July 31 2014 Latest news:
Ed Foss, Senior writer
Wednesday, May 4, 2011
The way property is divided up between unmarried couples after they split up could be set for a shake up and significant clarification as a result of a Supreme Court hearing.
That may not be the end result of the Kernott v Jones case, which was opened in the Supreme Court today, but family lawyers around the country, their clients and people choosing between marriage and simply living together will be keeping a close eye on the result and its ramifications.
It is a matter which impacts on thousands of people around the country and causes deep rifts between families.
The case has prompted another rallying call from experts who say the law relating to property interests of cohabiting couples is currently an “unsatisfactory muddle”.
Kernott v Jones was previously heard by the Court of Appeal in 2010. It concerned property jointly owned by two parties, Leonard Kernott and Patricia Jones.
Upon separation Miss Jones continued to live in the property and paid the mortgage and all outgoings. 12 years later Mr Kernott sought his half share of the equity in the property.
The Court of Appeal ruled the couple had intended to share the property equally despite Mr Kernott moving out, Miss Jones paying all the outgoings on the property for 12 years, and Mr Kernott having nothing to do with his share in the property for that period. Miss Jones has now appealed to the Supreme Court.
Meredith Thompson, a family law specialist at law firm Mills & Reeve, said: “The law relating to the property interests of cohabiting couples is currently an unsatisfactory muddle.
“It relies on an unholy mix of express and implied trusts, and in some circumstances enables a court to retrospectively infer what the parties intended as to the ownership even if they intended nothing of the sort.
“If the Supreme Court upholds The Court of Appeal’s decision that joint ownership means a 50/50 split, this will put a stop to the recent tendency of the courts to infer intentions of the property owners as to how they share the equity in property.
“This will amount to a strict interpretation of property law and an end to judges attempting to introduce some element of fairness into what can be a very harsh reality for some people.
“Alternatively the Supreme Court may support the original trial judge’s decision that the equity ought to be split 90pc in favour of Miss Jones who had paid the mortgage and all outgoings for the 12 years following separation.
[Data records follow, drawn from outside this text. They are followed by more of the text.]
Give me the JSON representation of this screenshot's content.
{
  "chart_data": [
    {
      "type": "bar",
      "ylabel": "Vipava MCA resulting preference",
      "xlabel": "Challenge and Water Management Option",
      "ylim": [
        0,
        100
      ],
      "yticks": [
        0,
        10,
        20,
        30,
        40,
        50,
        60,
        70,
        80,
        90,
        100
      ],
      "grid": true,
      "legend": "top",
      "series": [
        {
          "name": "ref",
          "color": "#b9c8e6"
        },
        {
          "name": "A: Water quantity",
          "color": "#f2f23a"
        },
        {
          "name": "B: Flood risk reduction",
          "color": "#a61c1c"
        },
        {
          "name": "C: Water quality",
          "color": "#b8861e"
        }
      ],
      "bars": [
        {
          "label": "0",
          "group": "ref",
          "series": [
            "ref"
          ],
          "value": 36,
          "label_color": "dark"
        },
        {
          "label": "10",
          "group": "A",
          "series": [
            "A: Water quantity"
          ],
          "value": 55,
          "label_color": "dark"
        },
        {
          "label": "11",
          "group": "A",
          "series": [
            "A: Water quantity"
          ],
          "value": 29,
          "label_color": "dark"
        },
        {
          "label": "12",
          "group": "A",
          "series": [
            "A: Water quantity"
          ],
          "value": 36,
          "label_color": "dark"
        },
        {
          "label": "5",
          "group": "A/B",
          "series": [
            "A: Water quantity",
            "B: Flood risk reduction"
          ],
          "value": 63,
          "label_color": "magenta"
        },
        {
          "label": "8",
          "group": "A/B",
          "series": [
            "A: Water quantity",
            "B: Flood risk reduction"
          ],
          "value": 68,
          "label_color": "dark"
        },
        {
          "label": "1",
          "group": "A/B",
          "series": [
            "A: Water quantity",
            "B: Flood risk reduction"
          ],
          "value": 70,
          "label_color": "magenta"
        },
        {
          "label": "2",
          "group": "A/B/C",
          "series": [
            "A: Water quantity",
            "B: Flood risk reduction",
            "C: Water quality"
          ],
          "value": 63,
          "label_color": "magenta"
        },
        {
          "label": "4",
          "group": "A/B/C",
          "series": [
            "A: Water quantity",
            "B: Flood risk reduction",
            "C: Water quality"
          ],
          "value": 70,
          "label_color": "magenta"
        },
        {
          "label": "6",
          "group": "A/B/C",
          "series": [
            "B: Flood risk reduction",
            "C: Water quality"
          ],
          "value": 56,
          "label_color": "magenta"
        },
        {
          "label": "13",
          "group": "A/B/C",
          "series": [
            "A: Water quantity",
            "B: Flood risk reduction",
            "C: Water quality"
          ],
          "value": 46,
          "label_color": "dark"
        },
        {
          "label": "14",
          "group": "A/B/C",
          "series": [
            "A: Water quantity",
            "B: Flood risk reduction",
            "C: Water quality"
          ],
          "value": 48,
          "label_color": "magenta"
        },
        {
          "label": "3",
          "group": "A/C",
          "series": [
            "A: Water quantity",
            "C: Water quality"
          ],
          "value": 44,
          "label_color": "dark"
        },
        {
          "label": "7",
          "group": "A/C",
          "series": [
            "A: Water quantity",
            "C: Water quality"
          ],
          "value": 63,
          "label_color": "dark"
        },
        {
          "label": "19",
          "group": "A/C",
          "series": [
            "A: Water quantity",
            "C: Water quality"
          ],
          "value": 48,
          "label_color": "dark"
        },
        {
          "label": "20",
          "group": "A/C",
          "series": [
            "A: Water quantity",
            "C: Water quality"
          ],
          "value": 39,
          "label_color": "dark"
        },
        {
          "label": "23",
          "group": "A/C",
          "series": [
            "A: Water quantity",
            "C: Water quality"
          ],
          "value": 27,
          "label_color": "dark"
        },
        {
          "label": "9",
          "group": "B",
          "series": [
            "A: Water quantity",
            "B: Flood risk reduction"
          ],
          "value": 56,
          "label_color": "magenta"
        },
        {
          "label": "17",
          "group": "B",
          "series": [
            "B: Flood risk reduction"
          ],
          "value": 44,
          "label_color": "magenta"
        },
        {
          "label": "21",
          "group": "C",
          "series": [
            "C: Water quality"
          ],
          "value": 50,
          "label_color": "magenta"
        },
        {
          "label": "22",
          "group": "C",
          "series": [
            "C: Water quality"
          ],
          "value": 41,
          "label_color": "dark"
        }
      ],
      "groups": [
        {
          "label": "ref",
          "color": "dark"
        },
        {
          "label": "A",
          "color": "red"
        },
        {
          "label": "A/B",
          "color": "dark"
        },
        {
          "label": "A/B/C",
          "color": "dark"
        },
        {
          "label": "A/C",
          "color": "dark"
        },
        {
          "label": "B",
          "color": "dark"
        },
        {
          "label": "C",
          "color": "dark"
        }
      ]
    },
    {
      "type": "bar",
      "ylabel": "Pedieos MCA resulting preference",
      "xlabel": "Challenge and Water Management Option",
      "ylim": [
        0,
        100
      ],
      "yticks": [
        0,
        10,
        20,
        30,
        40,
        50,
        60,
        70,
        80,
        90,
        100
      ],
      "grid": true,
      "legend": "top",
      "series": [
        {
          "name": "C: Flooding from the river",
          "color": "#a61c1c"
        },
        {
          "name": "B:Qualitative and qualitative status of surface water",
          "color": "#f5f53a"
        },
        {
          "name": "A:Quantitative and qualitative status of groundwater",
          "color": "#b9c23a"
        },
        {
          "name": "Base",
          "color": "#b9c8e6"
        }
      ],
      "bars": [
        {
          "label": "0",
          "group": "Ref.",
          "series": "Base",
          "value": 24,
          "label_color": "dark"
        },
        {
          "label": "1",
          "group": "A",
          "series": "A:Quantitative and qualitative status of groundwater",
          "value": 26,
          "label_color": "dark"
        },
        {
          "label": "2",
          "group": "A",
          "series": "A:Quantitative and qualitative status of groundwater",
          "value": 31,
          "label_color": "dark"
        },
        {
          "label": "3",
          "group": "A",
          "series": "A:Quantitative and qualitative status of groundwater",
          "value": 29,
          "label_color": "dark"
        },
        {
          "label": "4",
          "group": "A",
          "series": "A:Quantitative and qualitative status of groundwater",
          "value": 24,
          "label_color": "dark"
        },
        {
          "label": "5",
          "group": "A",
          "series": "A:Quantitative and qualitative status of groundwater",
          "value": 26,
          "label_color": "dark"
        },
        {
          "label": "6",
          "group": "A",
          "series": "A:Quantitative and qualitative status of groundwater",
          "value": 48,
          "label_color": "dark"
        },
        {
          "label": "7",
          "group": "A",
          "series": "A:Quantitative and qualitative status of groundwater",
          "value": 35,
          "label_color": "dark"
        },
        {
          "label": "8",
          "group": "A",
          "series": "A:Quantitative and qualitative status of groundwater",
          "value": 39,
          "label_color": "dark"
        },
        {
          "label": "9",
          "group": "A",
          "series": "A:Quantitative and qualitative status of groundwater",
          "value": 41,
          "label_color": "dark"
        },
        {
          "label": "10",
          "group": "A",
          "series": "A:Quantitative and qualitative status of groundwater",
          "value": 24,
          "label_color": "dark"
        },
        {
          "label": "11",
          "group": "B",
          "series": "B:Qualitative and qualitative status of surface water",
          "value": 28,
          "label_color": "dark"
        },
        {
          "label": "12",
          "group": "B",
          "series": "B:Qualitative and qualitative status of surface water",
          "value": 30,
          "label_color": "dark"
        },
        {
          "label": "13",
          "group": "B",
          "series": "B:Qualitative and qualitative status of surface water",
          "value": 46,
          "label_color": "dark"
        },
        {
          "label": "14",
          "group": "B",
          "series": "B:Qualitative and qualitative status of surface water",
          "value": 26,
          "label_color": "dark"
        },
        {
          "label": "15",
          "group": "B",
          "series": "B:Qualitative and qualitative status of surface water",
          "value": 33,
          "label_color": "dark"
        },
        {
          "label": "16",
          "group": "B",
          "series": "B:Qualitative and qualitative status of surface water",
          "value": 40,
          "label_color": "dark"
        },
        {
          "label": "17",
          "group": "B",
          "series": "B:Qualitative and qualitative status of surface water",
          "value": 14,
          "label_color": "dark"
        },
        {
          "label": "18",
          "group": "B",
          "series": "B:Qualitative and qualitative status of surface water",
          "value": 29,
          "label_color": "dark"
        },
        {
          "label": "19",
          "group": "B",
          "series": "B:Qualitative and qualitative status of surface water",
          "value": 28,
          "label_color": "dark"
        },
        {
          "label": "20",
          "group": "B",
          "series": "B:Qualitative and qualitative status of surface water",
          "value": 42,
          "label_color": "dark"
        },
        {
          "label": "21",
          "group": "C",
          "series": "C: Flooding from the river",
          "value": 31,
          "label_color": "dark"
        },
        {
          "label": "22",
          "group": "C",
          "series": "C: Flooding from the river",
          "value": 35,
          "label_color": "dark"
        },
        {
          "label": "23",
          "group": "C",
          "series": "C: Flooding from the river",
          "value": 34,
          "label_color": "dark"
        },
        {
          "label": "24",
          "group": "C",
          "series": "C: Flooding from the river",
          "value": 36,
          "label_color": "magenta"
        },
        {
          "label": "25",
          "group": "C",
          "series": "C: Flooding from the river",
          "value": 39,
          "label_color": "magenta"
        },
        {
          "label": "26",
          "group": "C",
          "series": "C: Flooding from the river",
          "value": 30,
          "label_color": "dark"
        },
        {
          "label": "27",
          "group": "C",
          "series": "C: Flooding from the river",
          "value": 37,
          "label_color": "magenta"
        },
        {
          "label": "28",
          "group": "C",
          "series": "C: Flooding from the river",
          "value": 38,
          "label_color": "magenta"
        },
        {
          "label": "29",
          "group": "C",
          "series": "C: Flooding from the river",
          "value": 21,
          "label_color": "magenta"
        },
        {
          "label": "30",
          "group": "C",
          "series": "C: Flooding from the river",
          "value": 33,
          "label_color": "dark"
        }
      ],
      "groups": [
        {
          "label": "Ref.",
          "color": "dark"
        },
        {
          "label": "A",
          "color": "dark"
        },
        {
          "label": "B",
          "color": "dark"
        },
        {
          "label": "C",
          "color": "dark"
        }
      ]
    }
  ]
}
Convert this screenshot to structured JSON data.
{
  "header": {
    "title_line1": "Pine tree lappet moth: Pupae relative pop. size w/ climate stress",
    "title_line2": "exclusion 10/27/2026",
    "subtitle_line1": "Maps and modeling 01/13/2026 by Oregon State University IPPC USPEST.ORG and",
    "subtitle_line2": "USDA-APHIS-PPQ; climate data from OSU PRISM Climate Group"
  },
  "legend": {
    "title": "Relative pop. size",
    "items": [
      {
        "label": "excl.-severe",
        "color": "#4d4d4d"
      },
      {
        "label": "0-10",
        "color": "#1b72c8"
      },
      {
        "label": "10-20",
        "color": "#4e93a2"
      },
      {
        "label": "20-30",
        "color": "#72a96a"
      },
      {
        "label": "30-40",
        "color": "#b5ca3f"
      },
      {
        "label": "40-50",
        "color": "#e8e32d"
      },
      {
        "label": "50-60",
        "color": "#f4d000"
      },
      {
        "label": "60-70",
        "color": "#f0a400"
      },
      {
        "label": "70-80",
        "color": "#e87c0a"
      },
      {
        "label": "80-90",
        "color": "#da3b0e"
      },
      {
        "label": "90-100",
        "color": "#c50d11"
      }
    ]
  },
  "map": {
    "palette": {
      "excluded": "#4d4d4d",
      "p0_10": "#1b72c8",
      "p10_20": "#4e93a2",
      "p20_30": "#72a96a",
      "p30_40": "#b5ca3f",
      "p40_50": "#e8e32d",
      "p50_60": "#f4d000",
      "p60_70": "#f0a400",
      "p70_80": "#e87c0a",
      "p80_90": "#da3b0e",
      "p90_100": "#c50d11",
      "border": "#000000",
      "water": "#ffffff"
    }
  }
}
“The original trial judge had inferred to the parties an intention that the beneficial interest in the property would be split that way.
“This follows the recent judicial trend to use the idea of ‘inferred intention’ to get around legally correct but morally unfair results.”
Clarification of the law was long overdue, added Miss Thompson.
“Will the Supreme Court grasp the nettle and support the move towards more fairness for unmarried cohabitants - something which successive governments have shied away from given the likely public backlash?
“Or will the Supreme Court stop the creeping development of law in this area and thereby leave cohabitants without a safety net?”
Neale Grearson, head of the family department at Hayes and Storr Solicitors, said: “This case shows what a mess the law is concerning couples living together who are not married.
“Such a couple do not have the same rights as a couple that are married and this must be remembered throughout.
“The worst common myth is that living together results in a couple becoming ‘common law husband and wife’ and with this they get rights.
“Without comprehensive new legislation people will still fall into the trap of thinking they have rights when they do not and that can be a very expensive mistake.”